Towards evening, large Russian searchlights focused their beams down from the battle-broken streets to the wide Alexander Platz, where Soviet shells fired at the headquarters of the Gestapo and hundreds of fanatics. Other beams of light pierced the last small fortress of scorched chestnuts, which was a cool, crisp Tiergarten.

This was Berlin, which every krasno-armeyets (Red Army soldier) dreamed of entering in triumph. But in their wildest dreams, no one could have imagined these vignettes engraved by a madman. After the Red Storm had passed and the German shells had left the distance, the waiters from Birshtube stood in the ruins with foam mugs, smiling cautiously, inviting the Russians passing by to try beer, as if to say: "Look, it's not poisoned."

Where the burning breath of battle had not yet touched them, lush apple trees blossomed along the side streets. Unless the hulls had cut the trunks of the century-old lindens, they had soft, green leaves on them, and they glided down and stuck like brightly colored postcards on the hot gray armor of Russian tanks. In the gardens, multicolored tulips swayed from gunshots, and the lilac smelled faintly through the acrid smoke.

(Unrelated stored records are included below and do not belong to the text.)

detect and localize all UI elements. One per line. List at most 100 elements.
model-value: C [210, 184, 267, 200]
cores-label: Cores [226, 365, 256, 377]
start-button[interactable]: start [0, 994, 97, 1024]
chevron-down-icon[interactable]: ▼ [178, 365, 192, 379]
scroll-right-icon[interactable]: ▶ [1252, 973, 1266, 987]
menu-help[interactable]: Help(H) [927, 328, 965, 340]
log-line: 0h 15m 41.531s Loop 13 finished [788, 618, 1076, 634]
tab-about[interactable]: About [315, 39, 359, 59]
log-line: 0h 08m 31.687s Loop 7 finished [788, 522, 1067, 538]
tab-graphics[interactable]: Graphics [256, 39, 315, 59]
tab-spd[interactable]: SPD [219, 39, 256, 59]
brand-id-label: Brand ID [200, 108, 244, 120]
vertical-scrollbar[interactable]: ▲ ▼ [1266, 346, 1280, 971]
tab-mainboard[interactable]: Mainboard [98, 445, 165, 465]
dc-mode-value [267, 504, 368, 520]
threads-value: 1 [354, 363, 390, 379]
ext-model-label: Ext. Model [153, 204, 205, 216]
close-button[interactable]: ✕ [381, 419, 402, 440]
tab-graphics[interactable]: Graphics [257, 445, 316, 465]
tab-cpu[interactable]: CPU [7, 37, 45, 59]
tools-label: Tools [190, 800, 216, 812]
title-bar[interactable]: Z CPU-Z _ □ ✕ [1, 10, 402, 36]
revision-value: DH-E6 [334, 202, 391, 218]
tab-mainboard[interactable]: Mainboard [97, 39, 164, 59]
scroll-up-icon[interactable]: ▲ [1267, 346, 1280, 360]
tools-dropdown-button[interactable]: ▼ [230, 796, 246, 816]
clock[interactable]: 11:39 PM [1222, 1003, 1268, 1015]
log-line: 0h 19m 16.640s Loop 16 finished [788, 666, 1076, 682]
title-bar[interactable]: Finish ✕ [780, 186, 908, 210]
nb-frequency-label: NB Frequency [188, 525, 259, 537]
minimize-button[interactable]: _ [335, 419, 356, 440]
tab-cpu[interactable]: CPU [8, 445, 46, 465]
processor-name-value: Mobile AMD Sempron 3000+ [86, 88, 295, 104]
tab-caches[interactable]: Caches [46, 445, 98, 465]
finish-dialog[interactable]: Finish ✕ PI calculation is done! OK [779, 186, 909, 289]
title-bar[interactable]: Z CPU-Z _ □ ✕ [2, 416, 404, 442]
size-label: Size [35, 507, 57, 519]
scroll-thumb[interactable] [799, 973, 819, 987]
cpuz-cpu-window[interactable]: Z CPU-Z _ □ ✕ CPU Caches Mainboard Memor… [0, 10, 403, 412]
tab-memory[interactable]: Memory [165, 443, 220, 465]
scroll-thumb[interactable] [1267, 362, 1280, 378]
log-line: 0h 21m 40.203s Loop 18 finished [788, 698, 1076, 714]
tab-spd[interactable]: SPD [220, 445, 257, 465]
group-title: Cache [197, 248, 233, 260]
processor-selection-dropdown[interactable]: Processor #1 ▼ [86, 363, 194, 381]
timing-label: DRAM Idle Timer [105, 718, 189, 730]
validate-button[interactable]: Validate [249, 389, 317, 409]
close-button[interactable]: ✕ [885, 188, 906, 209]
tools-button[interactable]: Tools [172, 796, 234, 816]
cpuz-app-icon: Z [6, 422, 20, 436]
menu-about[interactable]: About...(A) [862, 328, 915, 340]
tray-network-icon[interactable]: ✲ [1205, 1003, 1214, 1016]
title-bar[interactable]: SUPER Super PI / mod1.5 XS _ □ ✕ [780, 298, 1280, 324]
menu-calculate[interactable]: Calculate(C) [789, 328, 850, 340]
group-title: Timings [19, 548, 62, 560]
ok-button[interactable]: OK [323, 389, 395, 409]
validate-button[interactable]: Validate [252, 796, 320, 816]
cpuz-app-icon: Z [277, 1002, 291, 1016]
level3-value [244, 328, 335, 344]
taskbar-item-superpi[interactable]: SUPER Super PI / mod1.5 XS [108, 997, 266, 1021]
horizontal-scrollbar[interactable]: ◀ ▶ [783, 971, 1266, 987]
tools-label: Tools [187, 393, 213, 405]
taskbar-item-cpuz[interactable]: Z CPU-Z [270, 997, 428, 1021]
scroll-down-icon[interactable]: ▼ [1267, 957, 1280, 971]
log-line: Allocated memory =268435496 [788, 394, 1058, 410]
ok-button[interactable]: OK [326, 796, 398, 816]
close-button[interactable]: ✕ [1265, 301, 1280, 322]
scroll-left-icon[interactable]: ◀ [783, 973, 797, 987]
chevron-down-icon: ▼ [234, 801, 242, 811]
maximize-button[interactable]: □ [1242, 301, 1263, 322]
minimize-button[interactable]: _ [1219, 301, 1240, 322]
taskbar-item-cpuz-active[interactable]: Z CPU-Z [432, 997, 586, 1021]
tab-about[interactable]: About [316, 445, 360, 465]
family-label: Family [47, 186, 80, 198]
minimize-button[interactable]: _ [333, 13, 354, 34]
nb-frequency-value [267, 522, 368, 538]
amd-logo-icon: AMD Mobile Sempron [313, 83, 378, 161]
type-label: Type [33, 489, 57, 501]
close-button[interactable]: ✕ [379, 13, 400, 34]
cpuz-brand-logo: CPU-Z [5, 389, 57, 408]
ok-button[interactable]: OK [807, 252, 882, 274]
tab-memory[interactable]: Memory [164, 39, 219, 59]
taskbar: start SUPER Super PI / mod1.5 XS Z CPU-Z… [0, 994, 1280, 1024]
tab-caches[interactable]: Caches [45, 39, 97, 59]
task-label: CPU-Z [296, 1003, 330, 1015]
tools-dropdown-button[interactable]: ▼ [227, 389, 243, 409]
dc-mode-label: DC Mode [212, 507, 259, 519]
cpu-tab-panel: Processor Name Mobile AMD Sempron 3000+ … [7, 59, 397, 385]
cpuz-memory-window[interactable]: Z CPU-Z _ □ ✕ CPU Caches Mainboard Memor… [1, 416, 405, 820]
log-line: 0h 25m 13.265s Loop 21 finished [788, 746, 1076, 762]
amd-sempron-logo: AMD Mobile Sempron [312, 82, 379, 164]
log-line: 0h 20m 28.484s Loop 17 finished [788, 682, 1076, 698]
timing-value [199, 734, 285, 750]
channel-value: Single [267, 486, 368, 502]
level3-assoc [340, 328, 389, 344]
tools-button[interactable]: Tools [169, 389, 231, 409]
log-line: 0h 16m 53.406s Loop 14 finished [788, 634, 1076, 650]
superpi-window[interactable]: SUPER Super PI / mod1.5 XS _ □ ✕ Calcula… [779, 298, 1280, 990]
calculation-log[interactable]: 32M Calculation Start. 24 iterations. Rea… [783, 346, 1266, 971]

But a hot, sour smell rose from the underground sinkholes - the smell of sweaty men, from damp hiding places, scorched by flamethrowers. Boys in gray-green and forged boots emerged from the stench of the subway. These were some of the last Hitler Youth. Some of them were drunk, and some were staggering with fatigue, some were crying, and some were hiccupping. Another square about a mile from Wilhelmstrasse was captured, and another red banner flapped over the landscape with dead bodies and abandoned swastika armbands.

Tanks and cannons came to this bridgehead, and then to others, and, finally, to everything in the ruins of Unter den Linden. Katyusha rockets screeched over the Brandenburg Gate. Then, against the background of the flames, the Red Banner of Victory soared over the burnt-out Reichstag building. But even after the 10-day battle was won, the Germans died hard.

Red monument

But Berlin was a masterpiece in a different way - the finishing wide brushstroke was applied to the canvas by Marshal Georgy Konstantinovich Zhukov who came from Moscow in 41 months of battles. In the ashes and ashes of death, Berlin stood as a monument to the great suffering and monumental firmness of the Red Army, and the imperturbable Marshal Zhukov was the main instrument of this army's victory. Rising from the darkest days before Moscow, rising from the bloody pit of Stalingrad and the snow, dirt and dust of Ukraine and Poland, he now stood before Berlin as one of the truly great commanders of World War II.

To a greater extent than any other person, except for his boss, Joseph Stalin, on strong shoulders and strong legs, Deputy Commander-in-Chief Zhukov bore the responsibility for the life and death of the Soviet state. Not a single Allied commander deployed or led a large number of troops and weapons, for an attack on Berlin from the north and central part of Germany, he had 4,000,000 people. No Allied commander has strategized on such a grandiose geographic scale; none matched his complex tactics and massive attacks.

Zhukov seemed to have been marked for more in history. Politically loyal to Stalin and a confidant of the Communist Party, he could now be a tool for the delicate tasks of running a defeated Germany and destroying the Japanese army.